Montag, 13. Oktober 2025
Am 739. Tag
Angela Merkel, Ex-Bundeskanzlerin, erklärte vor Jahren, die Sicherheit Israels sei Teil der deutschen Staatsraison. Mit dieser Bürde lebten wir nicht nur seitdem, sondern lange vorher.
Daraus resultierte eine Widersprüchlichkeit, die gerade einen Höhepunkt erreichte.

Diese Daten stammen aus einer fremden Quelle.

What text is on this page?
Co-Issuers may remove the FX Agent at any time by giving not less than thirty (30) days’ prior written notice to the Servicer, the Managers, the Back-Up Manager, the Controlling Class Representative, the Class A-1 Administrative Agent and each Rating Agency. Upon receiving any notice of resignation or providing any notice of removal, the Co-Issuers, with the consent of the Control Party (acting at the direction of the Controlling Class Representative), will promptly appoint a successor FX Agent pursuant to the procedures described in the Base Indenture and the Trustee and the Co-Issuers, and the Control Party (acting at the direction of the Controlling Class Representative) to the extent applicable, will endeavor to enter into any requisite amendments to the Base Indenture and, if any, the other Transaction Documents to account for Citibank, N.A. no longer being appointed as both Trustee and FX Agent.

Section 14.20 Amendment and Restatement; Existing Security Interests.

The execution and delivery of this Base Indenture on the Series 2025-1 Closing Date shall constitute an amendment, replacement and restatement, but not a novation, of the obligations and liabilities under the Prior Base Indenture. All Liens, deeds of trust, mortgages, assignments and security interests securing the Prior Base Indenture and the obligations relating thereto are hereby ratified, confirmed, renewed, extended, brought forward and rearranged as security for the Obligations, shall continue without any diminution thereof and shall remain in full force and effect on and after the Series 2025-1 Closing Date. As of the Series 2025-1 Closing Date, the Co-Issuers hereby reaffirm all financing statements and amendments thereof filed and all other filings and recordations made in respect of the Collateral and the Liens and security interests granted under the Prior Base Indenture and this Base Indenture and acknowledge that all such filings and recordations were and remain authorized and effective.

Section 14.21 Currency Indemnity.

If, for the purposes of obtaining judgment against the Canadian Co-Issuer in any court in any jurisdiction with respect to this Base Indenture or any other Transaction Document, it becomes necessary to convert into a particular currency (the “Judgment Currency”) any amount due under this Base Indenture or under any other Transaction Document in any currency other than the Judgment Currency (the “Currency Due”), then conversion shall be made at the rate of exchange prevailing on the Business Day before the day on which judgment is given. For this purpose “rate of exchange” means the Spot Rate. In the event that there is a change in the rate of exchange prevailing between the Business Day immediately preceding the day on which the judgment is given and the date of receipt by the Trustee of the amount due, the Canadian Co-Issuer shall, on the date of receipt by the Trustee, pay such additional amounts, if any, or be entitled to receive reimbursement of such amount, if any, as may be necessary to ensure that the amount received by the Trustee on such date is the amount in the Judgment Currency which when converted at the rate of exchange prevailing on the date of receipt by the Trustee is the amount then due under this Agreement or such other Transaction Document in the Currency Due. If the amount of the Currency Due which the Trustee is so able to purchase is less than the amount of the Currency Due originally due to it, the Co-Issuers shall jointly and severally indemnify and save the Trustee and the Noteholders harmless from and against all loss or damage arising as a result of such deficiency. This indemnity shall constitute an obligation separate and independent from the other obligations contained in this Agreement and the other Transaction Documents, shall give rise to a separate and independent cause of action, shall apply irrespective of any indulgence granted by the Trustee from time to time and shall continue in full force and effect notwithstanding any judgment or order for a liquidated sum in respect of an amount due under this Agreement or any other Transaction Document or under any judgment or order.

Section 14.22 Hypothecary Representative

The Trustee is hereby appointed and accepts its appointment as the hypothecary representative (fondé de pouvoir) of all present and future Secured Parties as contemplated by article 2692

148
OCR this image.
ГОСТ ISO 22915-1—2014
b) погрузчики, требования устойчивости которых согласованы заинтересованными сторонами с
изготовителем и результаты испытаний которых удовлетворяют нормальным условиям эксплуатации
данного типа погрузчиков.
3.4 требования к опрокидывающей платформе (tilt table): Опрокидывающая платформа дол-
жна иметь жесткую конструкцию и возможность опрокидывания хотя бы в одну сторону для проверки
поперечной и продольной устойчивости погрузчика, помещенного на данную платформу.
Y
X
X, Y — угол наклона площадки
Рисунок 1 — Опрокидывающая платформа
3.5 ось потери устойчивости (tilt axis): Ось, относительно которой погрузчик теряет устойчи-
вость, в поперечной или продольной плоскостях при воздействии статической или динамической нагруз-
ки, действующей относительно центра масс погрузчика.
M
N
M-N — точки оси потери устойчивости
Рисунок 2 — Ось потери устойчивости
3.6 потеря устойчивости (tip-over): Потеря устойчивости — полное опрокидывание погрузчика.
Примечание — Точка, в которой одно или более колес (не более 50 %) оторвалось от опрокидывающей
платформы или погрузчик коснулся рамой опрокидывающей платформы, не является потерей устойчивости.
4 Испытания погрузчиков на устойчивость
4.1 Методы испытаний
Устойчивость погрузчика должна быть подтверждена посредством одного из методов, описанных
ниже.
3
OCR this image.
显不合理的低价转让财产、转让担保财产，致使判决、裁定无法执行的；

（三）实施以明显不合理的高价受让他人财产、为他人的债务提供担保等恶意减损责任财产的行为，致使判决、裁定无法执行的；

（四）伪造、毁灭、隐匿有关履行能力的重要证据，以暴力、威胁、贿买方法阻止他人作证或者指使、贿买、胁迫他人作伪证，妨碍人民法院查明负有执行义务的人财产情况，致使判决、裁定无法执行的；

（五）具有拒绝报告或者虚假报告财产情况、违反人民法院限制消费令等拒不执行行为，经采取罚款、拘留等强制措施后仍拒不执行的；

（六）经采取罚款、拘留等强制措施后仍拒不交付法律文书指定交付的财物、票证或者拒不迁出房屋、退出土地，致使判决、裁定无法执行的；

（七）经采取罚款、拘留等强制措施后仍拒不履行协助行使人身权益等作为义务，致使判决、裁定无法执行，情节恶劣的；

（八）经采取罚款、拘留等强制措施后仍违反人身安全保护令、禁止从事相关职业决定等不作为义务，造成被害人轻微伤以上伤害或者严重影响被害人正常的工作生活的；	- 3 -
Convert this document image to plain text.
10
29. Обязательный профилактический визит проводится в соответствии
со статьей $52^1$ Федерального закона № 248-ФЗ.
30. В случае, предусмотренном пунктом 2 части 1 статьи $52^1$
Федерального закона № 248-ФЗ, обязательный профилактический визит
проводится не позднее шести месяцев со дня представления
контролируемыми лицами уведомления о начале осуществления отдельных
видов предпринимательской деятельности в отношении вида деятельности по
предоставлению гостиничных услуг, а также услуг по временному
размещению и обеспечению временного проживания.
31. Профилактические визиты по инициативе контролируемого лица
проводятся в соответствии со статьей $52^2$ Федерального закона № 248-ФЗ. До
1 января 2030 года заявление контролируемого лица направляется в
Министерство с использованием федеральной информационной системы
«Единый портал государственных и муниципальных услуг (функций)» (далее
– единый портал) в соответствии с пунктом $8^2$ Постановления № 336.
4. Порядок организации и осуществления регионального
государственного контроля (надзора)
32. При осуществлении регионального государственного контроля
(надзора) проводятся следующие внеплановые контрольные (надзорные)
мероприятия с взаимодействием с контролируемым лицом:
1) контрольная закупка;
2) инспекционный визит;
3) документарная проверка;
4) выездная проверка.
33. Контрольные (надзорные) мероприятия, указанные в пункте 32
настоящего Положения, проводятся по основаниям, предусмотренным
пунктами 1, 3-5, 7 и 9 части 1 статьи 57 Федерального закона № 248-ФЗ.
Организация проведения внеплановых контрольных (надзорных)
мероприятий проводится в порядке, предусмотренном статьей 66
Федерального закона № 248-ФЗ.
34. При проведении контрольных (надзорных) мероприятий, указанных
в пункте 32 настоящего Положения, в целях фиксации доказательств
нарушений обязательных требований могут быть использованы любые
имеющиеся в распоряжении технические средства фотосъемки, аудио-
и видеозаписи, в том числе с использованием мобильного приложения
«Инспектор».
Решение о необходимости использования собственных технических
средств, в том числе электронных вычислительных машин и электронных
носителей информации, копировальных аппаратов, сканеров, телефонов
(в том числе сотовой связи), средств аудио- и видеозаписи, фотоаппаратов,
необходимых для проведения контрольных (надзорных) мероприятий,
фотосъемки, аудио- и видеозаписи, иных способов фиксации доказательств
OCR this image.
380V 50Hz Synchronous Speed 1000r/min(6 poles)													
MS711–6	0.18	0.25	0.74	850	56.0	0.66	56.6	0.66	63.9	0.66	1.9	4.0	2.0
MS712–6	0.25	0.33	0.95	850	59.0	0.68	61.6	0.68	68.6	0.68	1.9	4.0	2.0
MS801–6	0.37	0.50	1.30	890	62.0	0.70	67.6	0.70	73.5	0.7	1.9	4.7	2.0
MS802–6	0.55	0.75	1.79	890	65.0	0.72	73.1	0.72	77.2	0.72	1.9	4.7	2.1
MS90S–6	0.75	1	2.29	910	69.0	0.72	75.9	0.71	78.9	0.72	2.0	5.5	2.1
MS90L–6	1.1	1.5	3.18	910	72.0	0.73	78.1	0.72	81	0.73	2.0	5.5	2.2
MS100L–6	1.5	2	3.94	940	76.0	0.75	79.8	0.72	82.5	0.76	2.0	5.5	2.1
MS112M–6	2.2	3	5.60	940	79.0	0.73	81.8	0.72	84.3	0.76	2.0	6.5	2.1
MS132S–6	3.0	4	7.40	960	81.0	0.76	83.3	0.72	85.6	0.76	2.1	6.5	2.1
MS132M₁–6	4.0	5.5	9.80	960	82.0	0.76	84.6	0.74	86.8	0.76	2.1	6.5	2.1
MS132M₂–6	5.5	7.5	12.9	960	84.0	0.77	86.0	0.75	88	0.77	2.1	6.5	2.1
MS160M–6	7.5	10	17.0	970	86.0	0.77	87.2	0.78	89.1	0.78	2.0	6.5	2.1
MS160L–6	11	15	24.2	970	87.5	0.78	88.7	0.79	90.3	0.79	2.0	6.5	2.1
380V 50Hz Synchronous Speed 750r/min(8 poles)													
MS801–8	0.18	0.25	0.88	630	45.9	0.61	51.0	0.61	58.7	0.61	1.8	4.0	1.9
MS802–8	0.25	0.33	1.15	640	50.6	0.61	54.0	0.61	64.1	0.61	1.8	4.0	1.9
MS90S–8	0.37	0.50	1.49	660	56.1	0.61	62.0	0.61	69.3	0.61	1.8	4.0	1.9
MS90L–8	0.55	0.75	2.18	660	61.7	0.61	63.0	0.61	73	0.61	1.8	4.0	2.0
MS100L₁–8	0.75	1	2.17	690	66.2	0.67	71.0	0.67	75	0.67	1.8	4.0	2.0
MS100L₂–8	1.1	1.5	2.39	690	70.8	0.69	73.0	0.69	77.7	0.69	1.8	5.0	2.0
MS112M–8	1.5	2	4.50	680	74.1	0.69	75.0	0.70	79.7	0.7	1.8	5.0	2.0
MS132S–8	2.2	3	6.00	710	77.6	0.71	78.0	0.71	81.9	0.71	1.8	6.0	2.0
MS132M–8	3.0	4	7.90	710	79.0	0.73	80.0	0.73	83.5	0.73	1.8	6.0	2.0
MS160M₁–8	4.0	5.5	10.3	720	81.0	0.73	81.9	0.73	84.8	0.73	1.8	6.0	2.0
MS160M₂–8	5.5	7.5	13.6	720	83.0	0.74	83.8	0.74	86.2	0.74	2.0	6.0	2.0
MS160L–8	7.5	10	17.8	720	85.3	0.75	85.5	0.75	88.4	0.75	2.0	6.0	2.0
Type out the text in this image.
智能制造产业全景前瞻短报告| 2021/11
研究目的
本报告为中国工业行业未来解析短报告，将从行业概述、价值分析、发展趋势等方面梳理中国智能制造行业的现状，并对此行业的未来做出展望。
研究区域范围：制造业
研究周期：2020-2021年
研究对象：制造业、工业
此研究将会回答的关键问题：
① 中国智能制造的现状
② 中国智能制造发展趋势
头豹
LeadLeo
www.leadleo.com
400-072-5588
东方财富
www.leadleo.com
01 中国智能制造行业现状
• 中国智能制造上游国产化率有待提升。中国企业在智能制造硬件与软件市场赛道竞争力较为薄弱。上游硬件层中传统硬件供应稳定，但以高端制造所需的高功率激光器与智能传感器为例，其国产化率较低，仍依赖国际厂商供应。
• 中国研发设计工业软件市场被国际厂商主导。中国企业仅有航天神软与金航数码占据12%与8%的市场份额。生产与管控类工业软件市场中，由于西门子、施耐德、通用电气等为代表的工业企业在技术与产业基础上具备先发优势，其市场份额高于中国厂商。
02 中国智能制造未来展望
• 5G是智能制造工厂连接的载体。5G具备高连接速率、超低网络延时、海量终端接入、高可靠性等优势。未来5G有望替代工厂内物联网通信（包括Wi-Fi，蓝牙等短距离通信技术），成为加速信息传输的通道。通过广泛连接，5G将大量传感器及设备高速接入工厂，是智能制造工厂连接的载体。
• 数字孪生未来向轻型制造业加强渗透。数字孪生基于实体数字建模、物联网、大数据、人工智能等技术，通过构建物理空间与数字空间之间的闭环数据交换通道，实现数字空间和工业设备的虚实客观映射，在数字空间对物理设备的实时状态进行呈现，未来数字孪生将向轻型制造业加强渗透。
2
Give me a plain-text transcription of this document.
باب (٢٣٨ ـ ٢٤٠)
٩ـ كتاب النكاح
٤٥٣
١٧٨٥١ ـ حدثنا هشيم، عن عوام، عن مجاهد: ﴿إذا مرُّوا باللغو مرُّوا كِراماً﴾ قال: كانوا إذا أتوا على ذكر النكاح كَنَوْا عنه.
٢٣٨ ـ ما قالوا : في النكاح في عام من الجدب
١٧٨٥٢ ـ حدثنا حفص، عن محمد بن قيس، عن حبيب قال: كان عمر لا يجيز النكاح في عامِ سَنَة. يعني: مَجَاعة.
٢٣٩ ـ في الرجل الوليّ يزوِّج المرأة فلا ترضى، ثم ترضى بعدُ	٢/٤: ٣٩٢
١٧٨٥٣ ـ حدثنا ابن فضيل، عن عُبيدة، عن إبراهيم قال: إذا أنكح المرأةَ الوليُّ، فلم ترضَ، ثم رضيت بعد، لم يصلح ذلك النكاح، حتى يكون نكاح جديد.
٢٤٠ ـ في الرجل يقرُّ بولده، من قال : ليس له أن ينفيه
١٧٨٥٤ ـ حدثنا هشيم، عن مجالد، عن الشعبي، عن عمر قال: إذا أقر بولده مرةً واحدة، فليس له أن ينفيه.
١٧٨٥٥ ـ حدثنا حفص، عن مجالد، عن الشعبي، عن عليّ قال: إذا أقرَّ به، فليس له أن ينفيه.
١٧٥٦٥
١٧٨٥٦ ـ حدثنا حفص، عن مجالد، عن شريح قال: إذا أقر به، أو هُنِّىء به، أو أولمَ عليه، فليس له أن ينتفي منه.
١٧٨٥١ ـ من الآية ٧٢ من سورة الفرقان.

Es war die Grundlage für finanzielle Unterstützung und jahrzehntelanger Waffenlieferungen Deutschlands an Israel. Dann begann die Hamas den Gaza-Krieg durch ihren Terrorüberfall mit 1.200 Toten und 250 Geiseln. Die israelische Armee (IDF) bekämpfte Hamas und die palästinensische Bevölkerung nicht nur in Gaza, sondern auch im Westjordanland. Deutsche Waffen und deutsches Geld trugen dazu bei, 60.000 PalästinernserInnen, überwiegend ZivilistInnen, Frauen, Kinder, Alte, zu töten, weitere hunderttausende zu verletzen, zu verstümmeln. Die unbarmherzige Kriegsführung der IDF führte zu internationalen Protesten, zuletzt sogar der Bundesregierung.

Schließlich, und da stehen wir heute, wurden die Kämpfe nach internationaler Intervention beendet, und die verbliebenen 20 Geiseln nach 738 Tagen freigelassen. Die übrigen kommen nur noch, wenn überhaupt, als Leichen zurück.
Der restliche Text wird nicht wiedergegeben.